Op basis van de inhoud van het reclasseringsrapport en het verhandelde ter terechtzitting heeft het hof de indruk dat de verdachte zich – vergeleken met de behandeling van de strafzaak bij de rechtbank – meer bewust is geworden van de kwalijkheid en verwerpelijkheid van zijn handelen.
Gelet op de aard en ernst van het bewezenverklaarde handelen – de lange pleegperiode en de grote hoeveelheid aan kinderpornografisch materiaal in het bijzonder – kan naar het oordeel van het hof niet worden volstaan met een andere of lichtere sanctie dan een straf die onvoorwaardelijke vrijheidsbeneming met zich brengt.

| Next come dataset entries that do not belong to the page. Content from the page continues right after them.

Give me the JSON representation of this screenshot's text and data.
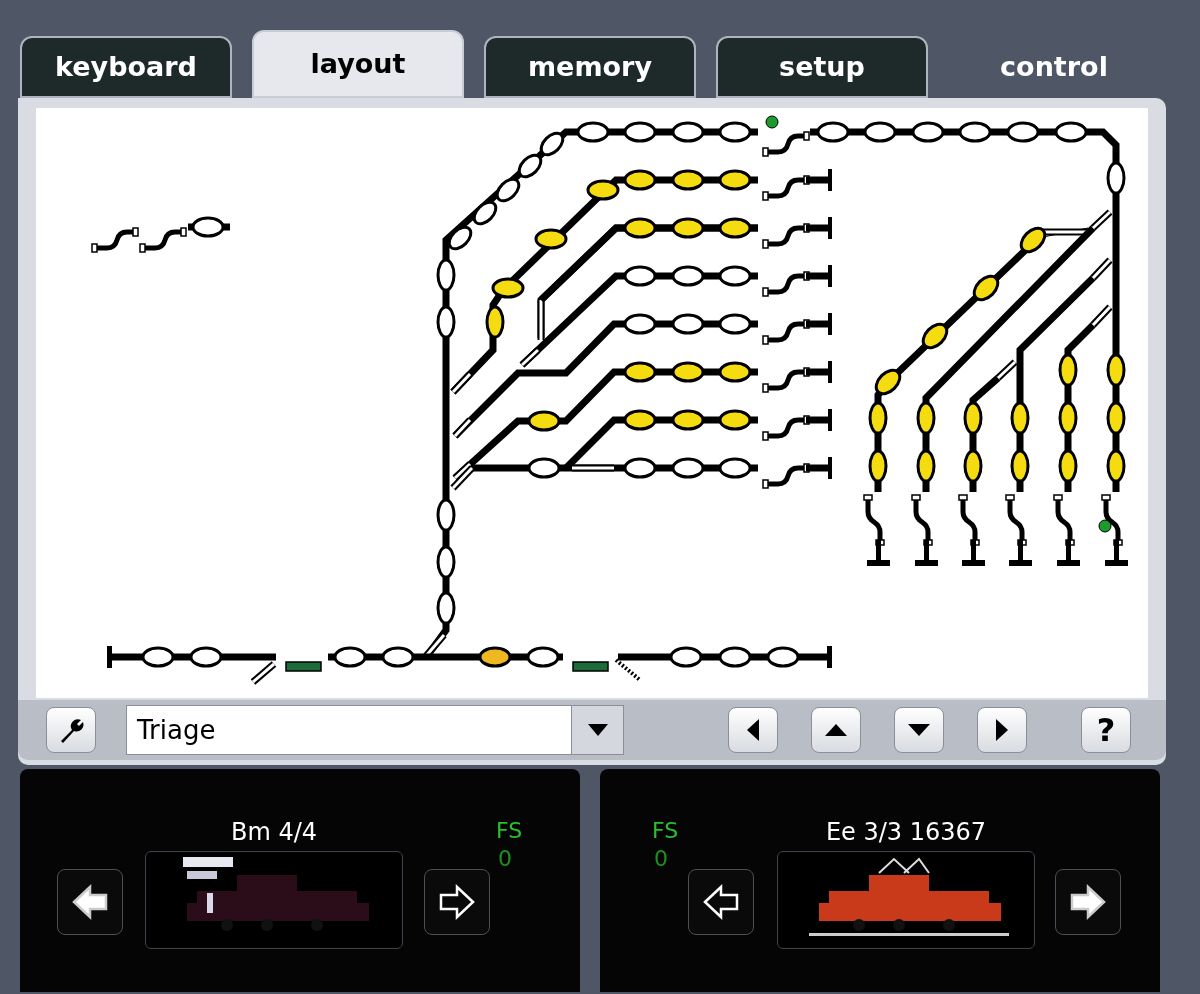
{
  "tabs": [
    {
      "label": "keyboard",
      "selected": false,
      "kind": "boxed"
    },
    {
      "label": "layout",
      "selected": true,
      "kind": "boxed"
    },
    {
      "label": "memory",
      "selected": false,
      "kind": "boxed"
    },
    {
      "label": "setup",
      "selected": false,
      "kind": "boxed"
    },
    {
      "label": "control",
      "selected": false,
      "kind": "plain"
    }
  ],
  "toolbar": {
    "layout_select": {
      "value": "Triage"
    },
    "help": "?"
  },
  "locos": [
    {
      "name": "Bm 4/4",
      "fs_label": "FS",
      "speed": "0",
      "forward": false
    },
    {
      "name": "Ee 3/3 16367",
      "fs_label": "FS",
      "speed": "0",
      "forward": true
    }
  ]
}
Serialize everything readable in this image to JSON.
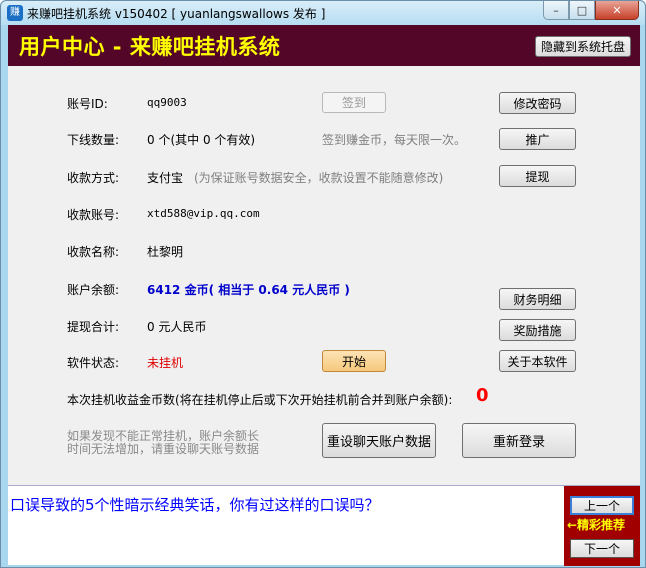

Bij de bepaling van de op te leggen sanctie heeft het hof zich voorts rekenschap gegeven van de redelijke termijn in hoger beroep. Deze termijn is in de onderhavige zaak aangevangen op 30 april 2019, de dag waarop van de zijde van de verdachte hoger beroep is ingesteld tegen het vonnis van de rechtbank. Het hof wijst het onderhavige arrest op 15 oktober 2021. Het hof stelt vast dat het niet binnen twee jaren nadat het hoger beroep is ingesteld tot een einduitspraak is gekomen. In hoger beroep is de redelijke termijn met een periode van ruim vijf maanden overschreden. Deze overschrijding is niet aan de verdachte te wijten. Naar het oordeel van het hof zijn er geen bijzondere omstandigheden aanwezig die een dergelijke overschrijding van de redelijke termijn rechtvaardigen. Er is dan ook sprake van een schending van de redelijke termijn, als bedoeld in artikel 6 EVRM.
In de termijnoverschrijding vindt het hof aanleiding een lagere straf op te leggen dan het hof zonder de verdragsschending zou hebben opgelegd. Zonder schending van de redelijke termijn zou het hof een gevangenisstraf voor de duur van 18 maanden, waarvan 6 maanden voorwaardelijk, met een proeftijd van 3 jaren en met aftrek van voorarrest hebben opgelegd.
Alle omstandigheden afwegende acht het hof het passend en geboden de verdachte te veroordelen tot een geheel voorwaardelijke gevangenisstraf voor de duur van 18 maanden met een proeftijd van 3 jaren en met aftrek van de tijd die de verdachte in voorarrest heeft doorgebracht.
Gelet op de inhoud van het reclasseringsrapport zal het hof aan de voorwaardelijk op te leggen gevangenisstraf geen bijzondere voorwaarden verbinden.

BESLISSING

Het hof:
Vernietigt het vonnis waarvan beroep, doch uitsluitend voor wat betreft de opgelegde straf en doet in zoverre opnieuw recht.
Veroordeelt de verdachte tot een
gevangenisstrafvoor de duur van
18 (achttien) maanden.
Bepaalt dat de gevangenisstraf niet ten uitvoer zal worden gelegd, tenzij de rechter later anders mocht gelasten omdat de verdachte zich voor het einde van een proeftijd van
3 (drie) jarenaan een strafbaar feit heeft schuldig gemaakt.
Beveelt dat de tijd die door de verdachte vóór de tenuitvoerlegging van deze uitspraak in enige in artikel 27, eerste lid, van het Wetboek van Strafrecht bedoelde vorm van voorarrest is doorgebracht, bij de uitvoering van de opgelegde gevangenisstraf in mindering zal worden gebracht, voor zover die tijd niet reeds op een andere straf in mindering is gebracht.
Bevestigt het vonnis waarvan beroep voor het overige.
Aldus gewezen door:
mr. B. Stapert, voorzitter,
mr. F. van Es en mr. P.J.D.J. Muijen, raadsheren,
in tegenwoordigheid van mr. T.H.J. Menting, griffier,
en op 15 oktober 2021 ter openbare terechtzitting uitgesproken.
Mr. Muijen is buiten staat dit arrest mede te ondertekenen.